While the discussion around AI at EU level seemed to have stemmed exclusively from the new Commission’s strong will to act on this issue, since then feedbacks from civil society, NGOs, companies and others, have been highly requested to shape further the future framework.

The latest opportunity for stakeholders to contribute to the discussion is the Commission’s Consultation on the White Paper on Artificial Intelligence, closing on 14 June.

The questionnaire explores certain aspects of the White Paper, including specific actions to build an ecosystem of excellence, options for a regulatory framework for AI and further consultation on the question of safety and liability aspect of AI.

To zoom in on a specific and rather important aspect of the questionnaire for businesses, the Commission is seeking feedback on whether the introduction of new compulsory requirements should be limited to high-risk applications, and whether the current definition and criteria for this risk-based approach is the right way forward. New requirements and standards would regulate aspects such as training data, human oversight and so on. In addition, the European Commission is seeking feedback voluntary labelling for any other AI-powered services that could be qualified as “low-risk”. The intention and content of such voluntary labelling scheme is still fully open for discussion.

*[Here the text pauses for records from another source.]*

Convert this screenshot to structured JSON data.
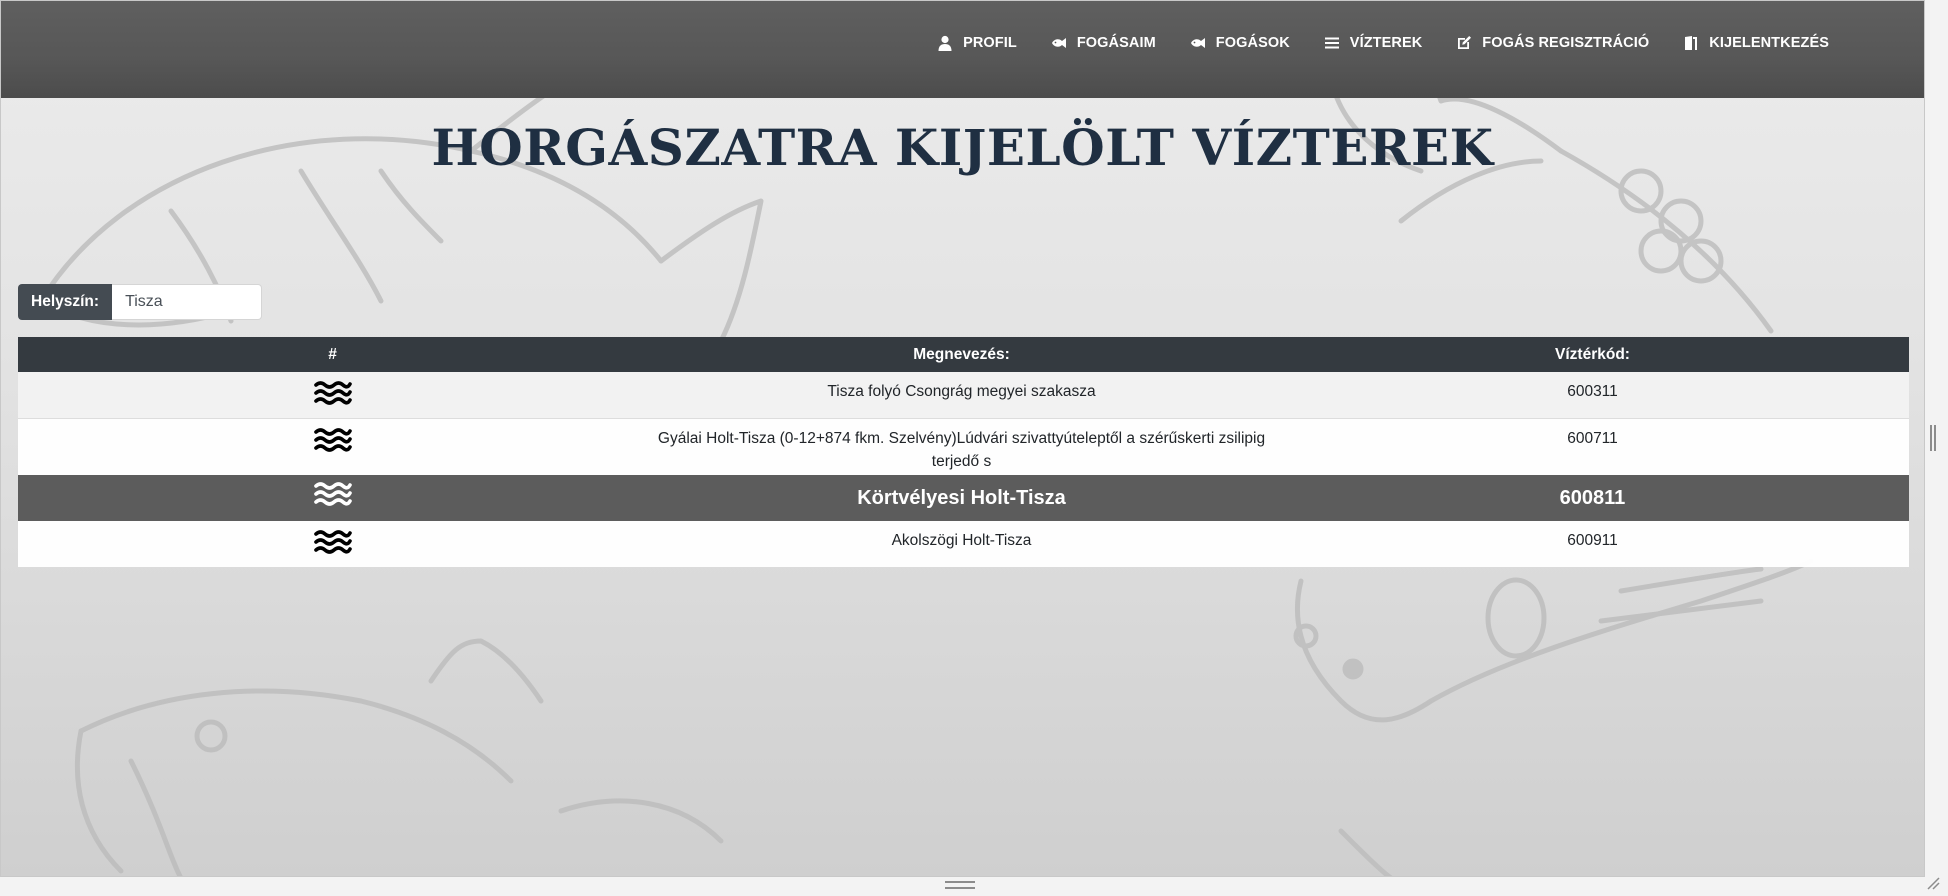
{
  "nav": {
    "items": [
      {
        "label": "PROFIL",
        "icon": "user-icon"
      },
      {
        "label": "FOGÁSAIM",
        "icon": "fish-icon"
      },
      {
        "label": "FOGÁSOK",
        "icon": "fish-icon"
      },
      {
        "label": "VÍZTEREK",
        "icon": "water-icon"
      },
      {
        "label": "FOGÁS REGISZTRÁCIÓ",
        "icon": "edit-icon"
      },
      {
        "label": "KIJELENTKEZÉS",
        "icon": "logout-icon"
      }
    ]
  },
  "page": {
    "title": "HORGÁSZATRA KIJELÖLT VÍZTEREK"
  },
  "filter": {
    "label": "Helyszín:",
    "value": "Tisza"
  },
  "table": {
    "headers": {
      "icon": "#",
      "name": "Megnevezés:",
      "code": "Víztérkód:"
    },
    "rows": [
      {
        "name": "Tisza folyó Csongrág megyei szakasza",
        "code": "600311",
        "icon": "water-waves-icon"
      },
      {
        "name": "Gyálai Holt-Tisza (0-12+874 fkm. Szelvény)Lúdvári szivattyúteleptől a szérűskerti zsilipig terjedő s",
        "code": "600711",
        "icon": "water-waves-icon"
      },
      {
        "name": "Körtvélyesi Holt-Tisza",
        "code": "600811",
        "icon": "water-waves-icon"
      },
      {
        "name": "Akolszögi Holt-Tisza",
        "code": "600911",
        "icon": "water-waves-icon"
      }
    ]
  },
  "colors": {
    "navbar": "#585858",
    "title": "#1f2f42",
    "table_header": "#343a40",
    "highlight_row": "#5c5c5c"
  }
}
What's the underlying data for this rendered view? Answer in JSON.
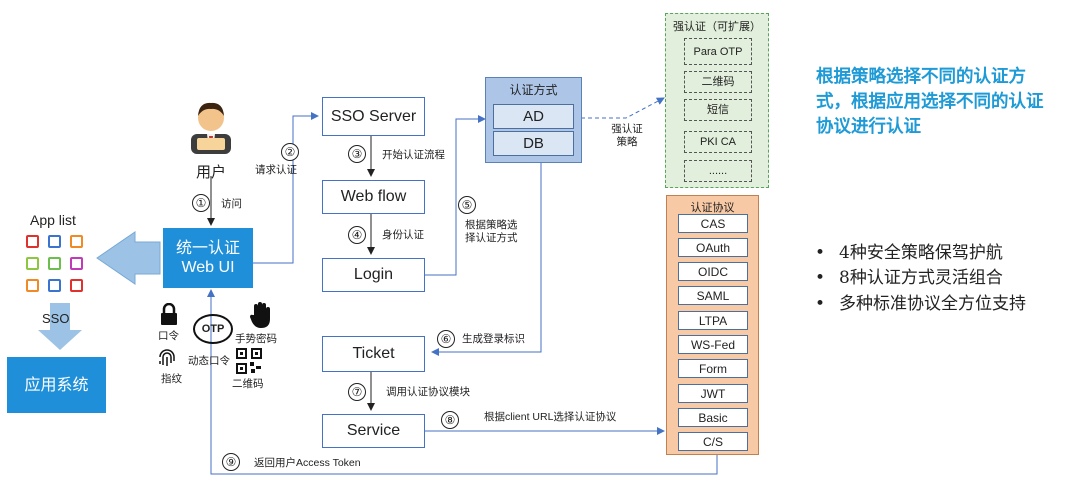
{
  "user": {
    "label": "用户"
  },
  "app_list": {
    "label": "App list"
  },
  "sso_label": "SSO",
  "app_system": {
    "label": "应用系统"
  },
  "web_ui": {
    "line1": "统一认证",
    "line2": "Web UI"
  },
  "flow_boxes": {
    "sso_server": "SSO Server",
    "web_flow": "Web flow",
    "login": "Login",
    "ticket": "Ticket",
    "service": "Service"
  },
  "steps": [
    {
      "num": "①",
      "text": "访问"
    },
    {
      "num": "②",
      "text": "请求认证"
    },
    {
      "num": "③",
      "text": "开始认证流程"
    },
    {
      "num": "④",
      "text": "身份认证"
    },
    {
      "num": "⑤",
      "text": "根据策略选择认证方式"
    },
    {
      "num": "⑥",
      "text": "生成登录标识"
    },
    {
      "num": "⑦",
      "text": "调用认证协议模块"
    },
    {
      "num": "⑧",
      "text": "根据client URL选择认证协议"
    },
    {
      "num": "⑨",
      "text": "返回用户Access Token"
    }
  ],
  "auth_methods": {
    "title": "认证方式",
    "items": [
      "AD",
      "DB"
    ]
  },
  "strong_auth": {
    "title": "强认证（可扩展）",
    "items": [
      "Para OTP",
      "二维码",
      "短信",
      "PKI CA",
      "......"
    ],
    "policy_label": "强认证策略"
  },
  "protocols": {
    "title": "认证协议",
    "items": [
      "CAS",
      "OAuth",
      "OIDC",
      "SAML",
      "LTPA",
      "WS-Fed",
      "Form",
      "JWT",
      "Basic",
      "C/S"
    ]
  },
  "login_methods": {
    "password": "口令",
    "gesture": "手势密码",
    "otp_badge": "OTP",
    "otp": "动态口令",
    "fingerprint": "指纹",
    "qrcode": "二维码"
  },
  "headline": "根据策略选择不同的认证方式，根据应用选择不同的认证协议进行认证",
  "bullets": [
    "4种安全策略保驾护航",
    "8种认证方式灵活组合",
    "多种标准协议全方位支持"
  ],
  "colors": {
    "accent": "#1e8fd8",
    "auth_group": "#adc6e8",
    "strong_group": "#e2efdc",
    "protocol_group": "#f7c9a5",
    "headline": "#1e9ad6"
  }
}
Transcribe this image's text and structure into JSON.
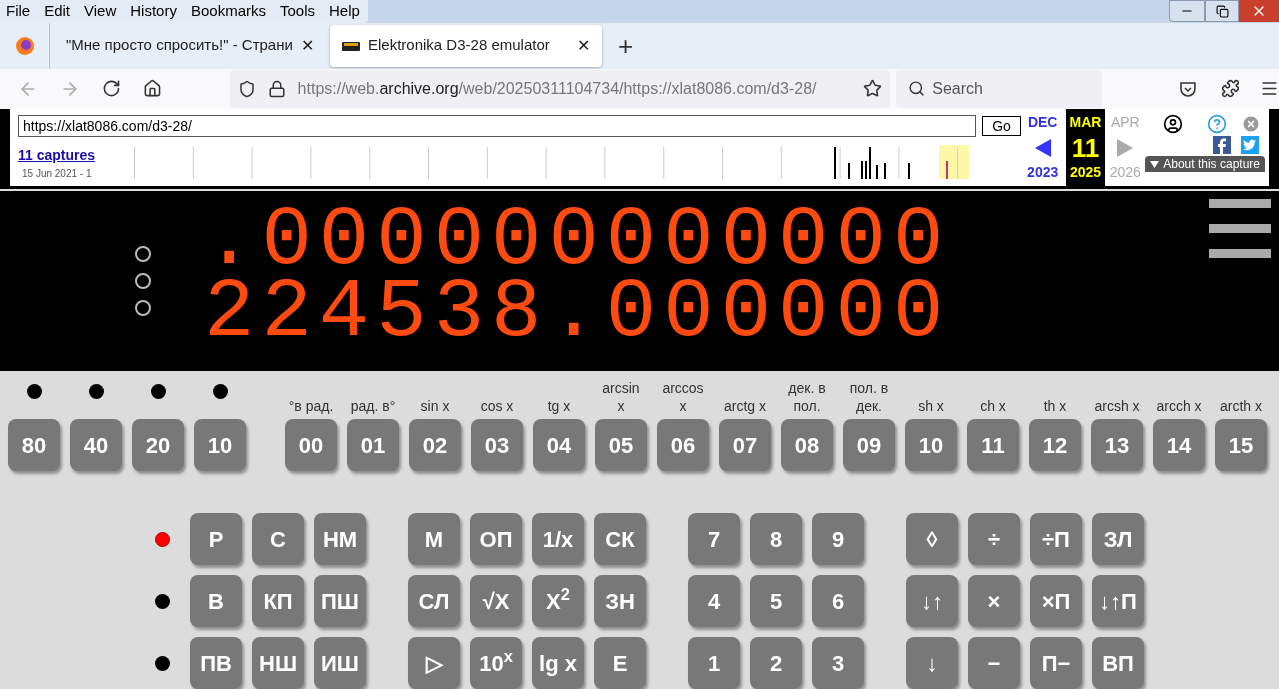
{
  "menu_bar": [
    "File",
    "Edit",
    "View",
    "History",
    "Bookmarks",
    "Tools",
    "Help"
  ],
  "tabs": [
    {
      "title": "\"Мне просто спросить!\" - Страни",
      "close": "✕",
      "selected": false
    },
    {
      "title": "Elektronika D3-28 emulator",
      "close": "✕",
      "selected": true
    }
  ],
  "new_tab": "+",
  "address_bar": {
    "url_start": "https://web.",
    "url_domain": "archive.org",
    "url_end": "/web/20250311104734/https://xlat8086.com/d3-28/"
  },
  "search": {
    "placeholder": "Search"
  },
  "wayback": {
    "url": "https://xlat8086.com/d3-28/",
    "go": "Go",
    "captures": "11 captures",
    "date_range": "15 Jun 2021 - 1",
    "prev": {
      "month": "DEC",
      "year": "2023"
    },
    "current": {
      "month": "MAR",
      "day": "11",
      "year": "2025"
    },
    "next": {
      "month": "APR",
      "year": "2026"
    },
    "about": "About this capture"
  },
  "display": {
    "indicators": [
      {
        "on": false
      },
      {
        "on": false
      },
      {
        "on": false
      }
    ],
    "rows": [
      ".000000000000",
      "224538.000000"
    ]
  },
  "register_keys": [
    {
      "label": "80",
      "led_on": false
    },
    {
      "label": "40",
      "led_on": false
    },
    {
      "label": "20",
      "led_on": false
    },
    {
      "label": "10",
      "led_on": false
    }
  ],
  "function_keys": [
    {
      "caption": "°в рад.",
      "label": "00"
    },
    {
      "caption": "рад. в°",
      "label": "01"
    },
    {
      "caption": "sin x",
      "label": "02"
    },
    {
      "caption": "cos x",
      "label": "03"
    },
    {
      "caption": "tg x",
      "label": "04"
    },
    {
      "caption": "arcsin x",
      "label": "05"
    },
    {
      "caption": "arccos x",
      "label": "06"
    },
    {
      "caption": "arctg x",
      "label": "07"
    },
    {
      "caption": "дек. в пол.",
      "label": "08"
    },
    {
      "caption": "пол. в дек.",
      "label": "09"
    },
    {
      "caption": "sh x",
      "label": "10"
    },
    {
      "caption": "ch x",
      "label": "11"
    },
    {
      "caption": "th x",
      "label": "12"
    },
    {
      "caption": "arcsh x",
      "label": "13"
    },
    {
      "caption": "arcch x",
      "label": "14"
    },
    {
      "caption": "arcth x",
      "label": "15"
    }
  ],
  "keypad_rows": [
    {
      "led_on": true,
      "groups": [
        [
          "Р",
          "С",
          "НМ"
        ],
        [
          "М",
          "ОП",
          "1/x",
          "СК"
        ],
        [
          "7",
          "8",
          "9"
        ],
        [
          "◊",
          "÷",
          "÷П",
          "ЗЛ"
        ]
      ]
    },
    {
      "led_on": false,
      "groups": [
        [
          "В",
          "КП",
          "ПШ"
        ],
        [
          "СЛ",
          "√X",
          "X$^{2}$",
          "ЗН"
        ],
        [
          "4",
          "5",
          "6"
        ],
        [
          "↓↑",
          "×",
          "×П",
          "↓↑П"
        ]
      ]
    },
    {
      "led_on": false,
      "groups": [
        [
          "ПВ",
          "НШ",
          "ИШ"
        ],
        [
          "▷",
          "10$^{x}$",
          "lg x",
          "E"
        ],
        [
          "1",
          "2",
          "3"
        ],
        [
          "↓",
          "−",
          "П−",
          "ВП"
        ]
      ]
    }
  ]
}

There are two key opportunities for businesses here through this process, that should not be overlooked:

First, this should be seen as the perfect opportunity to question, understand, assess and if necessary, improve companies’ practices when developing or using AI in their daily activities. The Commission and Expert Groups have developed various tools such as the White Paper, but also the  assessment list of the Ethics Guidelines for Trustworthy AI., that can guide this type of exercise. Do we allow for human oversight? Does the data we use could lead to biased decisions? Would we benefit for a voluntary label or other form of self-regulation? Those are some of the questions that companies operating in the EU could ask themselves to stay relevant in the market.

Second, share companies should share their experience with policymakers to ensure that a new EU legal framework does not hinder business activities or innovation beyond what is necessary to protect consumer and fundamental rights, and to ensure that any new legal framework does not create legal uncertainty or unnecessary red tape. Referring once again to the risk-based approached, the possible evolution of the qualification and criteria for “high-risk” use can have a significant impact on companies. Stakeholders have an opportunity to shape rules that could ensure the EU remains an open, competitive, and innovative market.

There have been certain voices calling for a reassessment of the Commission’s plans in relation to AI under the new circumstances created by the COVID19 outbreak, which could shed new light on the costs of not using AI-powered solutions. The Commission has however clearly insisted on the fact the questionnaire would be the perfect opportunity to reflect further on what a future regulation should look like to ensure that AI fulfill its promises for society.